Die eine Hälfte von mir möchte am liebsten sagen: »Weißt du was, Elinor? Vergiss es einfach, du wirst es nie begreifen.« Aber die andere Hälfte möchte sich der Herausforderung stellen. Ich möchte sie dazu bewegen, dass sie es begreift, selbst wenn es sich als unmöglich herausstellen sollte. Ich hole tief Luft und versuche, meine Gedanken zu ordnen. Ich komme mir vor, als müsste ich ihr eine fremde Sprache beibringen.
»Annabel hat Luke geliebt«, sage ich schließlich und falte dabei meine Serviette zusammen. »Bedingungslos. Sie hat ihn für seine guten Seiten und auch für seine Fehler geliebt. Und sie wollte nichts dafür zurückhaben.«
In der ganzen Zeit, die ich Luke kenne, hat sich Elinor immer nur für ihn interessiert, wenn er etwas für sie tun sollte, wenn er Geld für irgendwelche wohltätigen Zwecke sammeln oder ein gutes Licht auf sie werfen sollte.
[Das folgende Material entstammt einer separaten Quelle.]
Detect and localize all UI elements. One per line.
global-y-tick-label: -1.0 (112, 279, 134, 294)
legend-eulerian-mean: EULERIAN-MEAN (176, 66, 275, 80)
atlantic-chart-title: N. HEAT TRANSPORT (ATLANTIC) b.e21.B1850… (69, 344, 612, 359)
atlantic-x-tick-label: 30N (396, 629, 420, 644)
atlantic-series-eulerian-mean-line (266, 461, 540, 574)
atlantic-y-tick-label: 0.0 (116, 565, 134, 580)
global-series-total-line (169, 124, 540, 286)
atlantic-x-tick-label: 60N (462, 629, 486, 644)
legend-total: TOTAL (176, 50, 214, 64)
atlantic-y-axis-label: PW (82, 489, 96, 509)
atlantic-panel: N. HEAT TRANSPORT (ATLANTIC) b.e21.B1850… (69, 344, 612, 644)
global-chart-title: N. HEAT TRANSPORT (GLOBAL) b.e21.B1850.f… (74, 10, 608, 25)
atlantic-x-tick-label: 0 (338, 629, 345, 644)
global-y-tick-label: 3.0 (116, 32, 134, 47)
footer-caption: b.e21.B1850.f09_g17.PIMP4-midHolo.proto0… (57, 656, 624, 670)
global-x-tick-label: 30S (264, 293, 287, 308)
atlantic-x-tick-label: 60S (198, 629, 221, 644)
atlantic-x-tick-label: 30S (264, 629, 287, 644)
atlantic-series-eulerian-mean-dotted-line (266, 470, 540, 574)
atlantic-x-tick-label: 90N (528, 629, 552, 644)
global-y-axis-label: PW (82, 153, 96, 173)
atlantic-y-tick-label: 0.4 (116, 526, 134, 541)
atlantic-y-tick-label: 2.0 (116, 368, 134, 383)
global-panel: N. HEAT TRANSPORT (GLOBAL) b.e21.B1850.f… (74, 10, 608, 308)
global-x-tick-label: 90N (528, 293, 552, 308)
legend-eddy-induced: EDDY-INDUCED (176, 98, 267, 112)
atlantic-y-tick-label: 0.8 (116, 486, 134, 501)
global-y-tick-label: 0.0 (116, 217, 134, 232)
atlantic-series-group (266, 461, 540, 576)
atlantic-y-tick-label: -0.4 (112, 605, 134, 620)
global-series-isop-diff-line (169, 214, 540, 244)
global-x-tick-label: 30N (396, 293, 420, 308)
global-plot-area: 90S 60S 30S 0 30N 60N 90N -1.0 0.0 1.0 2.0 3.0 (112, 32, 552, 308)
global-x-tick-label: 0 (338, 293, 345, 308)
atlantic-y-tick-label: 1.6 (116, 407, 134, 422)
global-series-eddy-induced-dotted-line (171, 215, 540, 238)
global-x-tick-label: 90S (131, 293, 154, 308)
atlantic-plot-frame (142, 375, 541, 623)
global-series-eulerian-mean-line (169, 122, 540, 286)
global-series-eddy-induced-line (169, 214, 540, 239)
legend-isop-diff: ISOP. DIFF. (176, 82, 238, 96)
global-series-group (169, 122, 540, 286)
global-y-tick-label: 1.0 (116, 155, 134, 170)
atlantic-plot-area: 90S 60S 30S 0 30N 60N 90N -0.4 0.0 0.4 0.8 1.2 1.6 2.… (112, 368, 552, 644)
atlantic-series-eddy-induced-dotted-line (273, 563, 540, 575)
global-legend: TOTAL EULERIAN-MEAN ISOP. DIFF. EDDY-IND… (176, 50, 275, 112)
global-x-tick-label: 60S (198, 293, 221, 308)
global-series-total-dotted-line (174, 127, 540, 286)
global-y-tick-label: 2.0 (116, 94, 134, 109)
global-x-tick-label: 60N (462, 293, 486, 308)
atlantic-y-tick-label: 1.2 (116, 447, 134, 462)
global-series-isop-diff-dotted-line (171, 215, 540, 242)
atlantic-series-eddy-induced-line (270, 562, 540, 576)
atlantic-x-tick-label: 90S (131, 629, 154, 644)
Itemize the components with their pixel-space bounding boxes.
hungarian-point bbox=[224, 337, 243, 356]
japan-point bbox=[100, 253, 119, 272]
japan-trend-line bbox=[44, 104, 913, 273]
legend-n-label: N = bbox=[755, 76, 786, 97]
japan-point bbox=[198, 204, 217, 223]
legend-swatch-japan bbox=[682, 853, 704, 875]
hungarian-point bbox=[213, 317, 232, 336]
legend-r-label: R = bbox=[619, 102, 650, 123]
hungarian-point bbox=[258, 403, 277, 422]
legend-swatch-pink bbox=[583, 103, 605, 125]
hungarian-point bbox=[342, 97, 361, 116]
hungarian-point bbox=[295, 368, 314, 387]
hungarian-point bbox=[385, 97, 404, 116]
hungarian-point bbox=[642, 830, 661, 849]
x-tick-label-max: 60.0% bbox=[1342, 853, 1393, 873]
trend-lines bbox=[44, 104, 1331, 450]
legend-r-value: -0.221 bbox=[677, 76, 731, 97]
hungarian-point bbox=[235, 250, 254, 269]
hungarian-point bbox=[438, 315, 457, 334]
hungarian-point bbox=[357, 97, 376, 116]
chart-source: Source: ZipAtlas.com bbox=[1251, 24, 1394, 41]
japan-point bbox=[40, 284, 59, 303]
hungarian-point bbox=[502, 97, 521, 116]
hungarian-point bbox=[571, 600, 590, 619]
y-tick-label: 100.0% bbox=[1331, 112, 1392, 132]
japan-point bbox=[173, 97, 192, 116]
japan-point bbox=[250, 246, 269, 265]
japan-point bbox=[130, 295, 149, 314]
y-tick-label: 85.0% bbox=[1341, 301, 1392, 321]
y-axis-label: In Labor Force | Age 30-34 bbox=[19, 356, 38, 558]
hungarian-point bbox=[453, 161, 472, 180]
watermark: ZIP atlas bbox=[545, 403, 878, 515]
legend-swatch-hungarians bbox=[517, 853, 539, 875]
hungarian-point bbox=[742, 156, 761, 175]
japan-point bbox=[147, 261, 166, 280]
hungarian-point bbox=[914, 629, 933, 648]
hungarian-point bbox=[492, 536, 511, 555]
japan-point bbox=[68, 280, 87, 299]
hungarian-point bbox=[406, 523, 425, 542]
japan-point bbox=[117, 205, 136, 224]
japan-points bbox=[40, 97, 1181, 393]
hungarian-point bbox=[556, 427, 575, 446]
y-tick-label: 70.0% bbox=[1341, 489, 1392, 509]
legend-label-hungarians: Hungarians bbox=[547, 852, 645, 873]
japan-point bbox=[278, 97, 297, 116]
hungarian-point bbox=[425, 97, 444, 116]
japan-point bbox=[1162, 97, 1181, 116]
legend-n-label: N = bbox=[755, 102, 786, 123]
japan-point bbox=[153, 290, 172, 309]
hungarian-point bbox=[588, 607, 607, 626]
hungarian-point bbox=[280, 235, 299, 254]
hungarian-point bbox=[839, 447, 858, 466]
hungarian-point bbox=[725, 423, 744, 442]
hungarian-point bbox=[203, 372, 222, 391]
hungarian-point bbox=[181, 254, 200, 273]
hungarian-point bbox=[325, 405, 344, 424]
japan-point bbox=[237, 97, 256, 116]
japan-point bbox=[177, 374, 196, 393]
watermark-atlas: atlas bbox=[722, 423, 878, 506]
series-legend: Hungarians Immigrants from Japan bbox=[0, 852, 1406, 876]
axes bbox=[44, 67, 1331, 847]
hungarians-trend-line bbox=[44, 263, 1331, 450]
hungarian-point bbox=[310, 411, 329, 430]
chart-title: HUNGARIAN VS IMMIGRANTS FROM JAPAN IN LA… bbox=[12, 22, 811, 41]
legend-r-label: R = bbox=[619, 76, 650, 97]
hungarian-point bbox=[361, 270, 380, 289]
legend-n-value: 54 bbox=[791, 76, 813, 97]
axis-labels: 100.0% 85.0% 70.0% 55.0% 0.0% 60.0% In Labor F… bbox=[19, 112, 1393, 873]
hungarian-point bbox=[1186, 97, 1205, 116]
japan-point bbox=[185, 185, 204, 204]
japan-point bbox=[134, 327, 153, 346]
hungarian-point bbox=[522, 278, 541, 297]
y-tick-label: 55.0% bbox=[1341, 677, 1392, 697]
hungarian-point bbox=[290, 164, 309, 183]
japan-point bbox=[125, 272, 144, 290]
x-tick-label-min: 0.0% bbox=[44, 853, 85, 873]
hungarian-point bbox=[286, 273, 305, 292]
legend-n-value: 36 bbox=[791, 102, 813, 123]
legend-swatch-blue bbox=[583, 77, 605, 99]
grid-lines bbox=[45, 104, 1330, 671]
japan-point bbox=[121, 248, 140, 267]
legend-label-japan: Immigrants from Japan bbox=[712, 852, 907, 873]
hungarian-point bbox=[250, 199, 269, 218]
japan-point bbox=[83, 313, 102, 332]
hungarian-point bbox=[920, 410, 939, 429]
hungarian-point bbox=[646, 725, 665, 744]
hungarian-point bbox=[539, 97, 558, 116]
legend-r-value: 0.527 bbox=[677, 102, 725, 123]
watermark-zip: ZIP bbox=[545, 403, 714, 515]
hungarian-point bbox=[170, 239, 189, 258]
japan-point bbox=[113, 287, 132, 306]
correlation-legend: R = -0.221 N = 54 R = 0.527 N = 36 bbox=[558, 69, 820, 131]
Selbst bei der Hochzeit, die sie für uns im Plaza ausgerichtet hat, drehte sich alles nur um sie und ihre gesellschaftliche Stellung.
»Annabel hätte für Luke alles getan.« Entschlossen starre ich meine Serviette an. »Und sie hätte nie eine Gegenleistung erwartet. Sie war stolz auf seinen Erfolg, das war sie wirklich, aber sie hätte ihn immer geliebt, ganz egal, was er tat. Egal, was er erreicht hätte. Er war ihr kleiner Junge, und ihre Liebe ließ sich nicht einfach an-und wieder ausknipsen. Ich glaube, das hätte sie gar nicht gekonnt. «
Ein wenig schnürt sich mir der Hals zusammen. Obwohl wir sie kaum jemals besucht haben, hat Annabels Tod auch mich berührt. Manchmal kann ich immer noch nicht glauben, dass sie nicht mehr da ist.
»Und übrigens, nur damit du es weißt: Sie war elegant und kultiviert«, kann ich mir nicht verkneifen, wenn auch etwas barsch. »Denn als Luke länger in New York war und dir näherkam, hatte sie immer nur Positives über dich zu sagen. Sie hat Luke so sehr geliebt, dass ihr sein Glück über alles ging. Sie hätte ihm nie gezeigt, wie gekränkt sie war. Wenn du mich fragst, würde ich das als ziemlich elegantes und kultiviertes Verhalten bezeichnen. «
Zu meinem Entsetzen werden meine Augen feucht. Ich hätte nicht davon anfangen sollen. Wütend wische ich daran herum und nehme Minnies Hand.
»Wir müssen los, Min. Danke für den Tee, Elinor.« Ich greife mir meine Tasche. Ich muss hier raus. Ich spare mir die Mühe, Minnie ihren Mantel anzuziehen, sondern schnappe ihn mir einfach nur, und wir sind schon fast an der Tür, als mich Elinors Stimme am Hinterkopf trifft.
»Ich würde Minnie gern wiedersehen.«
Unvermittelt drehe ich mich um und sehe sie an. Sie sitzt kerzengerade auf dem Stuhl, blass und ausdruckslos wie immer. Ich kann nicht mal sagen, ob sie überhaupt irgendwas von dem gehört hat, was ich eben gesagt habe, ganz zu schweigen davon, ob es sie erreicht hat.
»Ich wüsste ... «, Sie scheint mit sich zu ringen. »Ich wüsste deine Freundlichkeit zu schätzen, wenn du für mich ein weiteres Treffen mit Minnie arrangieren könntest.«
Sie >wüsste meine Freundlichkeit zu schätzen<. Mein Gott, wie sich die Lage doch geändert hat.
»Ich weiß nicht«, sage ich nach kurzer Pause. »Vielleicht.«
In meinem Kopf fliegt alles durcheinander. Es sollte nicht der Beginn einer regelmäßigen Vereinbarung sein. Es sollte etwas Einmaliges bleiben. Schon jetzt komme ich mir vor, als hätte ich Luke hintergangen. Und Annabel. Und alle. Was treibe ich eigentlich hier?
Gleichzeitig jedoch werde ich dieses Bild nicht los: Minnie und Elinor starren einander schweigend an, wie hypnotisiert, mit dem gleichen Blick.